The precise mechanism for the association between fetal LCHAD-deficiency and maternal AFLP is not fully elucidated. Figure 3 depicts the likely mechanisms underlying the association between fetal LCHAD and maternal AFLP. Mitochondrial dysfunction and damage have been documented in children with LCHAD deficiency [89,90,91]. It is likely that hepatotoxic long-chain 3-hydroxyacyl fatty acid intermediates produced in the fetus due to blockages in the mitochondrial β-oxidation caused by the fetal LCHAD deficiency will accumulate in the maternal circulation causing liver injury and AFLP. It is also highly likely that the placenta is the major source for the 3-hydroxy fatty acid metabolites. This is supported by several studies that have shown high levels of FAO activity and increased expression of FAO enzymes in the placenta compared to the liver [92,93,94,95]. Furthermore, placental injury was reported in women who carry fetuses with LCHAD deficiency [89]. Placenta from patients with maternal AFLP were also reported to have an increase in placental lipid droplet accumulation and lipotoxicity [96]. In addition, maternal factors are likely to contribute to the accumulation of 3-hydroxy metabolites in the maternal circulation: First, the heterozygous mother has reduced capacity to oxidize long chain fatty acids.
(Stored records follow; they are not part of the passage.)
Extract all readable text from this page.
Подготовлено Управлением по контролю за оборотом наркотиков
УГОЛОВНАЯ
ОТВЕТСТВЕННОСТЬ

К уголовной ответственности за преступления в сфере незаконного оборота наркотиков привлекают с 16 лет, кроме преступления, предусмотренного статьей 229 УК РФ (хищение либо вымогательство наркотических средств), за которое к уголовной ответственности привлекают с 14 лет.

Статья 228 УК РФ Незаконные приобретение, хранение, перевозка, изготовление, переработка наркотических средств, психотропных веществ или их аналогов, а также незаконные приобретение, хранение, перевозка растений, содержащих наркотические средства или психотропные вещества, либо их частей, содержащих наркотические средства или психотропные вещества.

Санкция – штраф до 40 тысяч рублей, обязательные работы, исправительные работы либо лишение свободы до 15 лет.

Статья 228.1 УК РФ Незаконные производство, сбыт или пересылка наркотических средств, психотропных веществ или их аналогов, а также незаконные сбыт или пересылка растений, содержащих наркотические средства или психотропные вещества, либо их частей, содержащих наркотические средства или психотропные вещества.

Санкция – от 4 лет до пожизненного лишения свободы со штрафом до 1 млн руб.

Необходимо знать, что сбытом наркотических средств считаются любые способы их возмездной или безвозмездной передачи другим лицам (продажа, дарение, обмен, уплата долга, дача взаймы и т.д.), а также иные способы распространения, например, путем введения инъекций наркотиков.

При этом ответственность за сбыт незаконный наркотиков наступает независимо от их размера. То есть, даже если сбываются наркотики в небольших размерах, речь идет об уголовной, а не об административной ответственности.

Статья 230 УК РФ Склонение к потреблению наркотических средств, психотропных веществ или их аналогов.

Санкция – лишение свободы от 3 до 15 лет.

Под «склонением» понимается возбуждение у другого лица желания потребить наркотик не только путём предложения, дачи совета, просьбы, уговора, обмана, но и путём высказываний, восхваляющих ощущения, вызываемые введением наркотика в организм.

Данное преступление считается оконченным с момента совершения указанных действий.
Second, the third trimester in pregnancy is associated with increased lipolysis and decreased β-oxidation.

Figure 3

A schematic representation of possible mechanisms leading to the development of maternal AFLP associated with fetal LCHAD deficiency. MTP: Mitochondrial Trifunctional Protein; LCHAD: Long chain acyl-CoA dehydrogenase.

The accumulation of cytotoxic 3-hydroxy fatty acids in maternal circulation is likely to cause microvesicular steatosis in maternal liver with disruption of β-oxidation and oxidative phosphorylation processes in the liver, causing decreased ATP production and increased ROS, leading to further mitochondrial damage [97,98,99]. Damage to the mitochondrial membrane in the liver was reported in a rat model of microvesicular steatosis [100,101]. Increased superoxide generation associated with reduced respiration and alterations to mitochondrial calcium homeostasis were also reported in placenta isolated from patients with AFLP. Furthermore, placental mitochondria in patients with AFLP demonstrate increased oxidative injury biomarkers [102,103]. More supporting evidence of increased oxidative stress in maternal AFLP is the reduced circulating levels of antioxidants such as tocopherols and retinol in patients with AFLP [100]. It is also possible that oxidative stress reduces the stability of HADHA protein in the mitochondrion. Further studies are needed to examine the effects of oxidative stress on HADHA protein stabilization.

In addition to 3-hydorxy fatty acid intermediates, long-chain fatty acids such as palmitic acid and arachidonic acid are also elevated in the maternal circulation of patients with AFLP. There is supporting evidence that long-chain-fatty-acid accumulation can induce hepatocyte lipoapoptosis [100,103]. Caspase-dependent hepatocyte lipoapoptosis was reported to be induced by saturated-free, long-chain fatty acids such as palmitate [104,105]. In addition, there is evidence that palmitate-induced lipoapoptosis occurs via the activation of mitogen-activated protein kinase (MAPK) and forkhead family of transcription factor class O3 (FoxO3) and its downstream targets such as p53-upregulated modulator of apoptosis (PUMA) protein and pro-apoptotic microRNA 34a [104,106,107].

6. Conclusions

In conclusion, AFLP is a rare but life-threatening complication of pregnancy with serious fetal and maternal consequences. The pathogenesis of AFLP is strongly linked to mitochondrial dysfunction associated with fetal LCHAD deficiency. Current evidence supports an important role for placental injury and oxidative stress causing subcellular damage and mitochondrial dysfunction. The release of toxic 3-hydroxy intermediate metabolites from the LCHAD-deficient placenta and fetus into the maternal circulation is likely to be a culprit in inducing AFLP in the pregnant mother. Further research is needed to explore the role of 3-hydroxy fatty acid metabolites in the pathogenesis of AFLP.